Cristina Danuta

Para aqueles que não sabem ontem se comemorou o dia internacional do livro infantil. Mas, se perguntarão os mais curiosos, por que essa data é comemorada no dia dois de abril? Essa data foi escolhida por ser o aniversário de um dos maiores escritores infanto-juvenis de todos os tempos: Hans Christian Andersen.

Hans Christian Andersen

Andersen nasceu em 2 de abril de 1805, na Dinamarca.  Era de uma família pobre. Seu pai foi sapateiro e Hans, apesar das dificuldades, aprendeu a ler muito cedo. Suas estórias foram criadas a partir de suas próprias experiências de vida misturadas a fantasia. Naquela época não era comum livros voltados para crianças e foi Andersen quem popularizou-os. Segundo estudiosos ele foi “a primeira voz autenticamente romântica a contar histórias para as crianças” e, com elas, buscava sempre passar padrões de comportamento que deveriam ser seguidos por toda a sociedade. Ele é considerado o pai do conto de fadas moderno. Dentre algumas de suas obras estão O Patinho Feio, O Soldadinho de Chumbo, A Pequena Sereia, A Polegarzinha e A Roupa Nova do Rei.

O mais importante prêmio de literatura infanto-juvenil leva seu nome e é oferecido todos os anos pela Internacional Board on Books for Young People. A primeira representante brasileira a ganhá-la foi Lygia Bojunga, em 1982. Em 2000 o prêmio foi entregue a Ana Maria Machado.

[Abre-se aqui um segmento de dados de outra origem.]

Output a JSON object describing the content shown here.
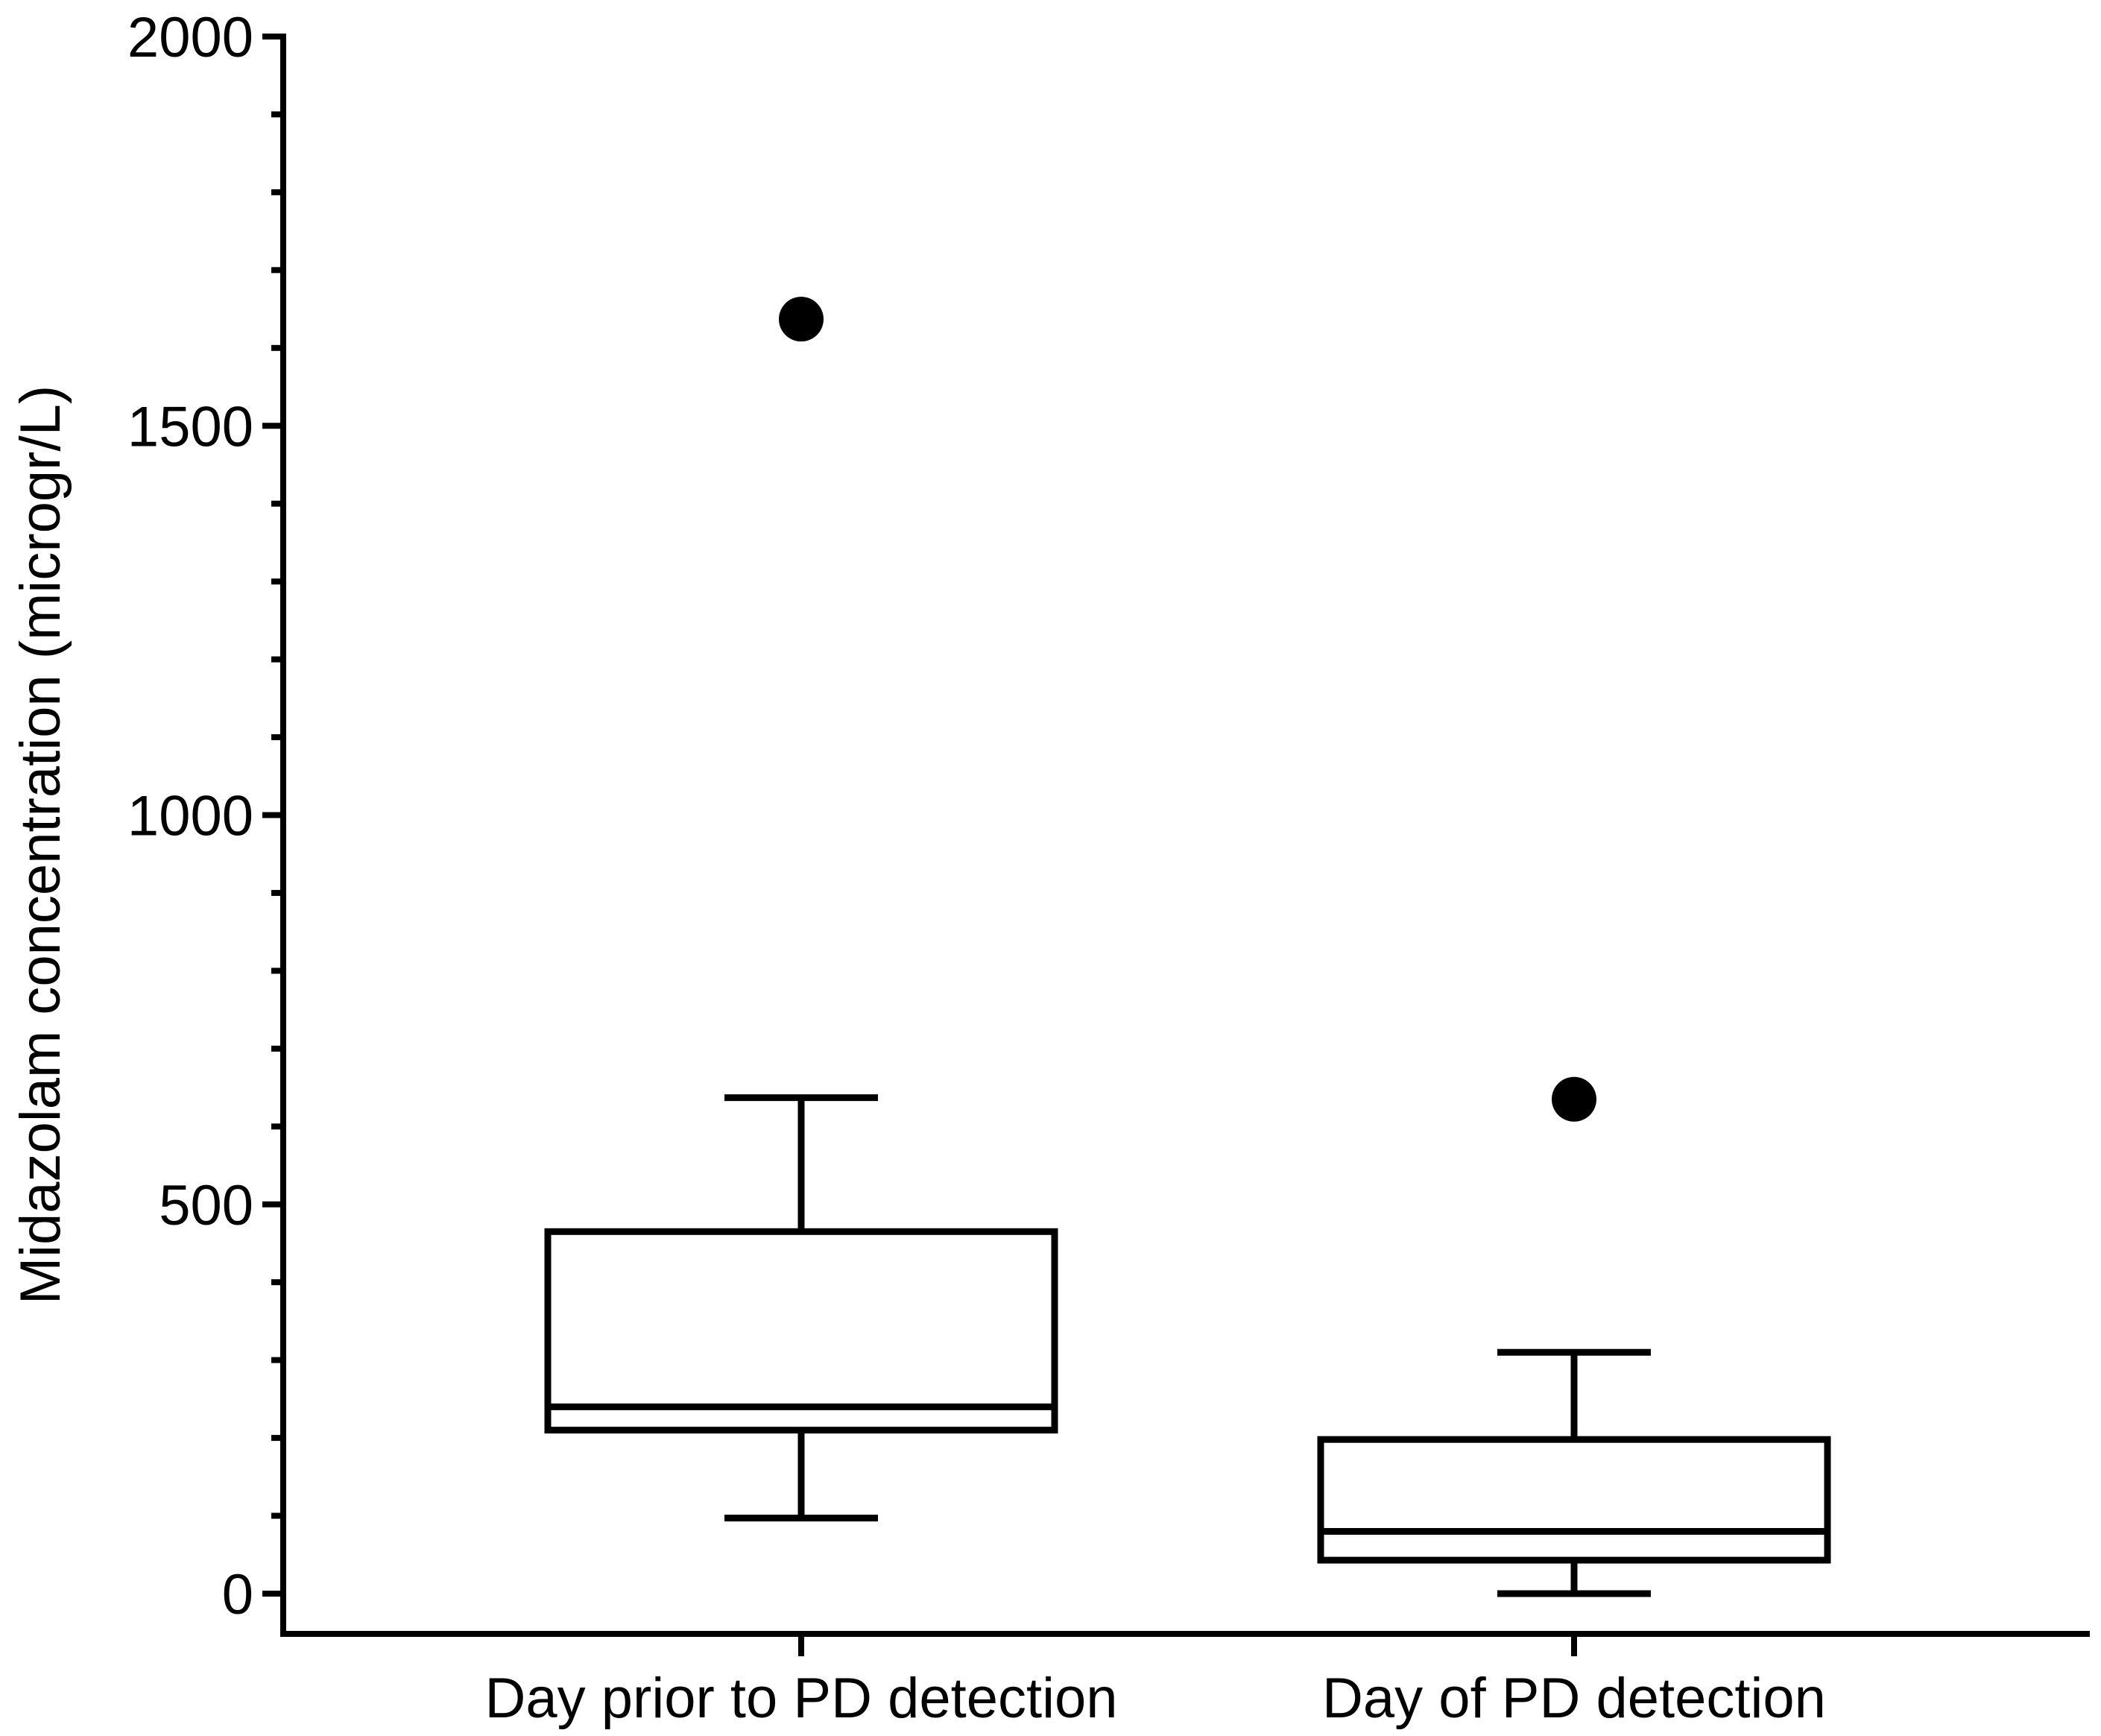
{
  "chart_data": {
    "type": "box",
    "title": "",
    "xlabel": "",
    "ylabel": "Midazolam concentration (microgr/L)",
    "ylim": [
      -50,
      2000
    ],
    "major_ticks": [
      0,
      500,
      1000,
      1500,
      2000
    ],
    "minor_tick_step": 100,
    "categories": [
      "Day prior to PD detection",
      "Day of PD detection"
    ],
    "boxes": [
      {
        "category": "Day prior to PD detection",
        "whisker_low": 97,
        "q1": 210,
        "median": 240,
        "q3": 465,
        "whisker_high": 637,
        "outliers": [
          1637
        ]
      },
      {
        "category": "Day of PD detection",
        "whisker_low": 0,
        "q1": 43,
        "median": 80,
        "q3": 198,
        "whisker_high": 310,
        "outliers": [
          635
        ]
      }
    ],
    "colors": {
      "line": "#000000",
      "fill": "#ffffff",
      "outlier": "#000000"
    }
  }
}
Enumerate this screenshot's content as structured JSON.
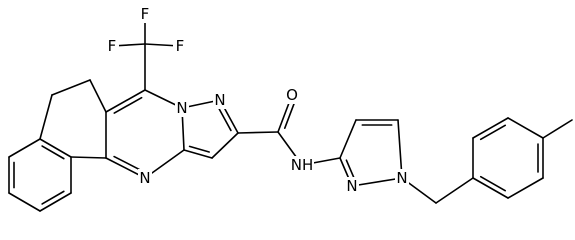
{
  "atoms": [
    {
      "label": "F"
    },
    {
      "label": "F"
    },
    {
      "label": "F"
    },
    {
      "label": "N"
    },
    {
      "label": "N"
    },
    {
      "label": "N"
    },
    {
      "label": "O"
    },
    {
      "label": "NH"
    },
    {
      "label": "N"
    },
    {
      "label": "N"
    }
  ]
}
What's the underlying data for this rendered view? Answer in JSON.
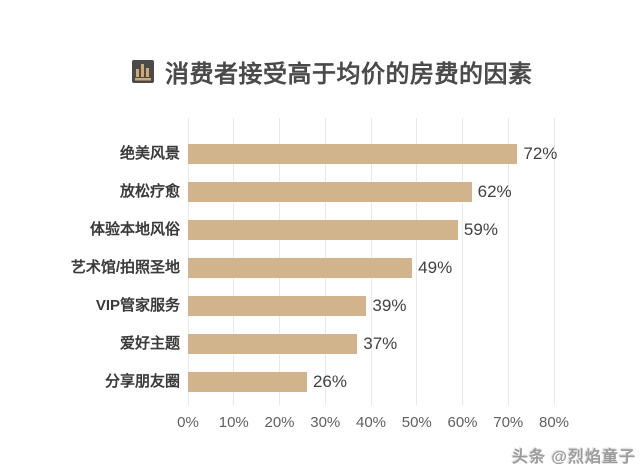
{
  "header": {
    "title": "消费者接受高于均价的房费的因素",
    "icon": "bar-chart-icon",
    "icon_bg_color": "#4a4a4a",
    "icon_glyph_color": "#cfa972"
  },
  "chart_data": {
    "type": "bar",
    "orientation": "horizontal",
    "title": "消费者接受高于均价的房费的因素",
    "categories": [
      "绝美风景",
      "放松疗愈",
      "体验本地风俗",
      "艺术馆/拍照圣地",
      "VIP管家服务",
      "爱好主题",
      "分享朋友圈"
    ],
    "values": [
      72,
      62,
      59,
      49,
      39,
      37,
      26
    ],
    "value_labels": [
      "72%",
      "62%",
      "59%",
      "49%",
      "39%",
      "37%",
      "26%"
    ],
    "x_ticks": [
      "0%",
      "10%",
      "20%",
      "30%",
      "40%",
      "50%",
      "60%",
      "70%",
      "80%"
    ],
    "xlim": [
      0,
      80
    ],
    "grid": true,
    "legend": "none",
    "bar_color": "#d2b48c",
    "gridline_color": "#ebe9e6"
  },
  "watermark": {
    "text": "头条 @烈焰童子"
  }
}
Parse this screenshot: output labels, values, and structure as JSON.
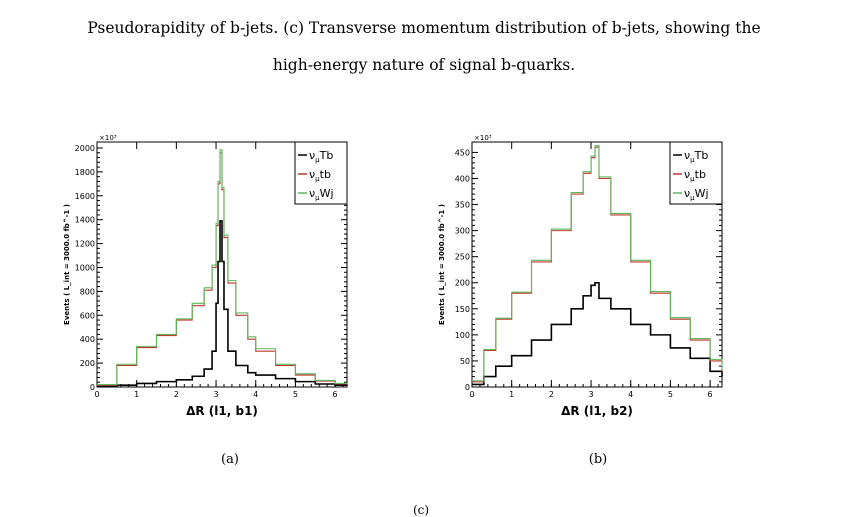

A literatura infanto-juvenil me traz boas recordações até hoje. Minha mãe conta que sempre lia estórias infantis para mim. Meus primeiros passos no universo mágico dos livros vieram através dela. Foi com ela que aprendi a ler e escrever e, assim, poder desvendar esse mundo fascinante da leitura. Depois vieram os livros da escola, mas aí eu já tinha tomado gosto pela leitura.

A polegarzinha

Os livros acompanharam o meu crescimento e me ajudaram a passar por esse período de formação tão importante da vida, em que somos tão cheios de dúvidas e incertezas sobre o mundo e sobre nós mesmos. Cito aqui alguns deles: “Raul da Ferrugem Azul” (Ana Maria Machado) que ajudou uma menina tímida e magricela a não se sentir tão só com sua própria “ferrugem”; “Planeta Perfeito” (Luiz Galdino) que me ensinou que um mundo de perfeição pode na verdade ser muito chato e que a graça está na diferença; “O Que os Olhos Não Vêem” (Ruth Rocha) me fez sutilmente perceber como a indiferença pode ser perigosa e contagiante; “A Porta da Aventura” (Teresa Noronha) que me ajudou a “soltar” a criança imaginativa e aventureira, e claro, a ver que os dicionários também são legais; “Pedrinho Esqueleto” (Stella Carr) que me divertiu com suas aventuras e confusões na escola e as aventuras bem humoradas do Pedro Malasartes em “Malassaventuras” (Pedro Bandeira) garantiram boas risadas.

O patinho feio

Certo dia, minha mãe me presenteou com uma maleta contendo vários livros de estórias infantis cheio de ilustrações. Fiquei fascinada por eles e sempre os lia uma, duas, dezenas de vezes. Só depois de muito tempo viria descobrir que dentro daquela inocente maleta se escondia um grande tesouro: aquelas estórias que tanto me encantavam tinham sido escritas pelos irmãos Grimm e também por Hans Christian Andersen. Que alegria saber que boa parte da minha infância se passou ao lado de livros tão maravilhosos! Que alegria saber que Hans Christian Andersen também fez parte disso tudo! Nunca consegui me desvencilhar desses pequenos amigos de papel. Guardo-os até hoje.

Se há um bem enorme que os pais podem fazer a seus filhos é lhes dar a oportunidade de crescerem em meio a livros. Eles não só divertem como ajudam a formar as pessoas que elas se tornarão quando adultas. E, com certeza, eles se tornarão seus companheiros por toda a vida.